Im Rahmen des Themenschwerpunktes

Erinnern und Vergessen

lädt das Studium generale zu folgendem Vortrag ein:
 
 
Prof. Dr. Manfred Kropp (Mainz)
Das gute alte Recht.
Vergessene Geschichte – rekonstruierte Vergangenheit in Äthiopien
Montag, 10. Mai 1999, 18.15 Uhr,
Hörsaal N 3 (Muschel)

 
Die orale Rechtskultur des vormodernen christlichen Äthiopien vertraute dem Gedächtnis bestimmter Personengruppen die Bewahrung des Gesetzes an. Auf der Ebene der regionalen Unionen freier Gemeinden waren dies die Ältesten bestimmter Dörfer. Dabei gab es eine Aufgabenteilung zwischen der Erinnerung an den Gesetzestext (wag) und der Erinnerung an Präzedenzfälle und Entscheidungen (tarik = Geschichte). Trägt schon diese Aufteilung Elemente der Rechtsfortbildung nach den Erfordernissen der Zeit in sich, so werden diese verstärkt durch den bewußten Verzicht auf (ausführliche) schriftliche Form. Diese wurde oft erst von Kolonialherren erzwungen und bedeutete das Ende dieser spezifischen Rechtskultur.

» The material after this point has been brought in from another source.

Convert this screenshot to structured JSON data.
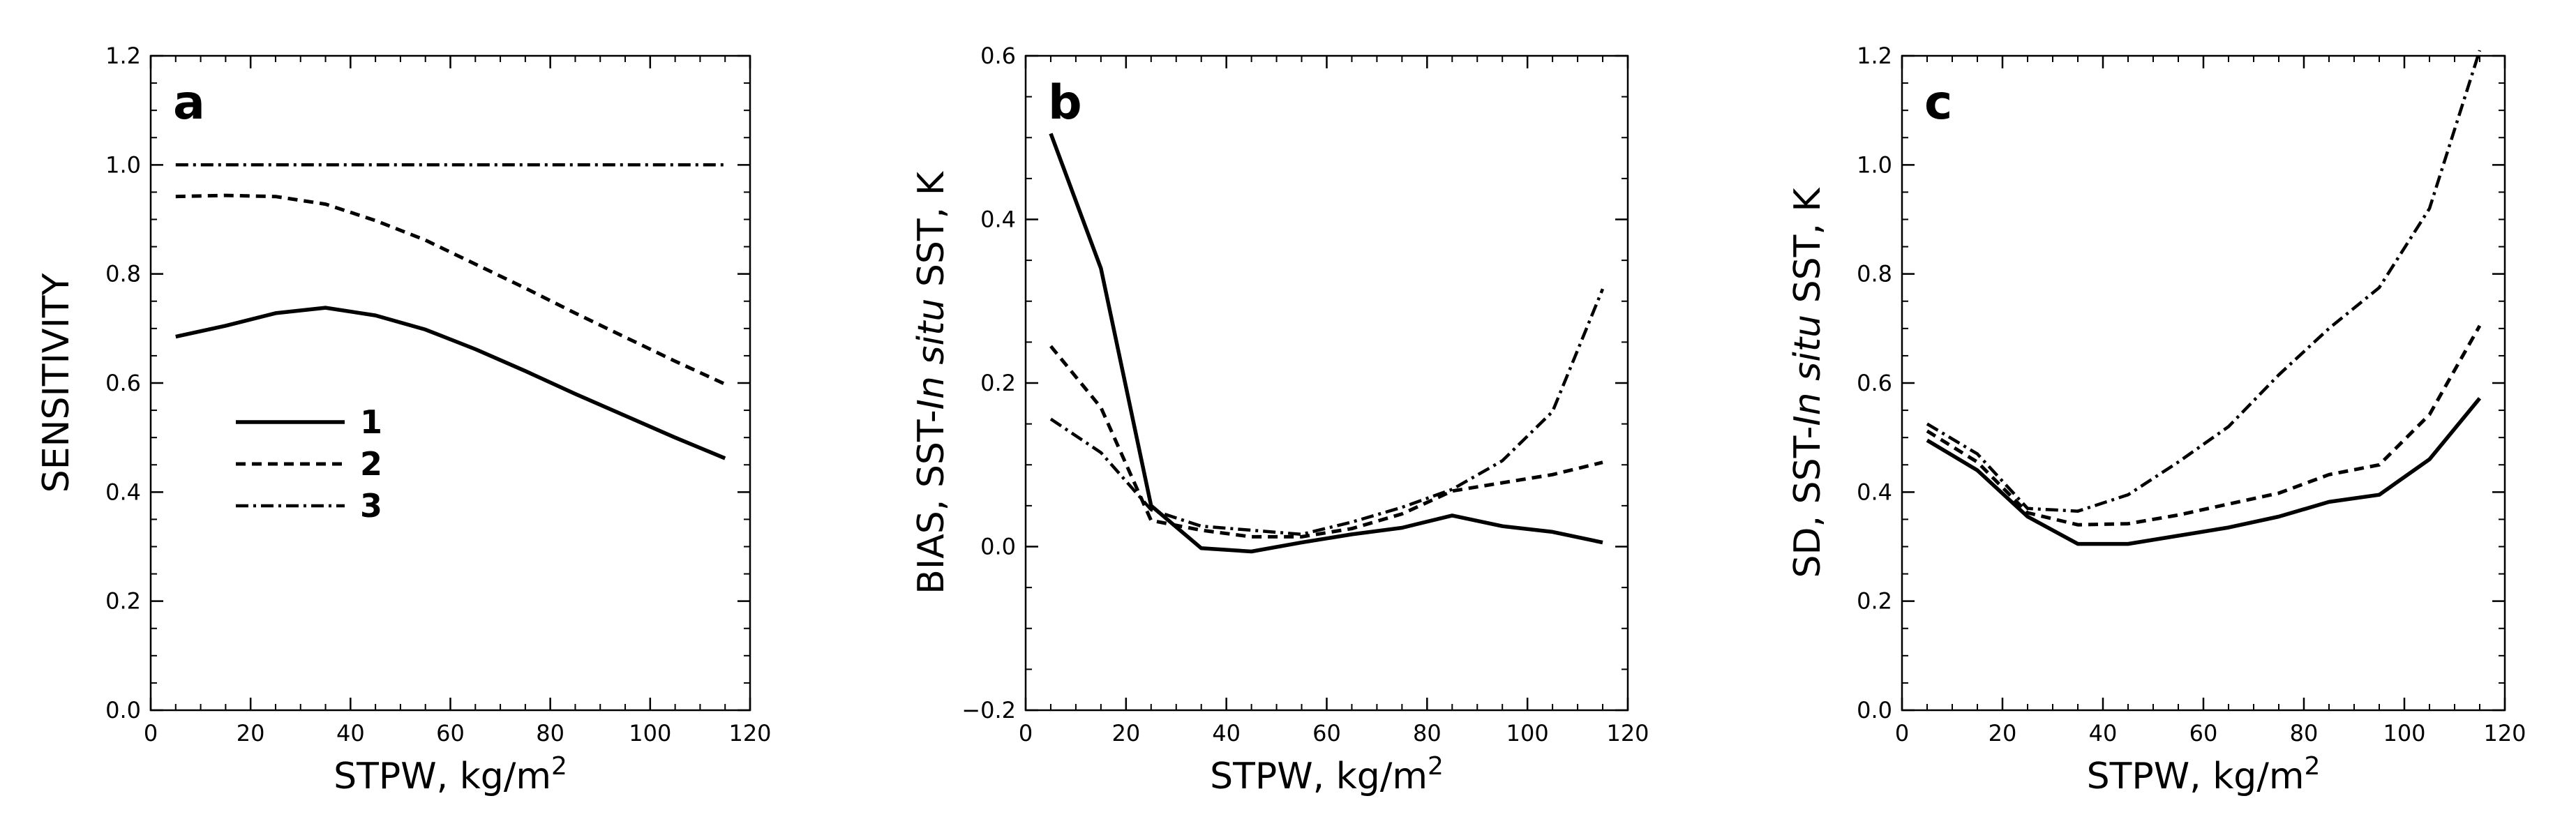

In der Tat steht dahinter die – gleich auf welchen Wegen gewonnene – richtige Erkenntnis, daß den wechselnden Verhältnissen der menschlichen Gemeinschaft nicht der starre Buchstabe, sondern nur das selektive, elastische menschliche Gedächtnis gerecht werden kann.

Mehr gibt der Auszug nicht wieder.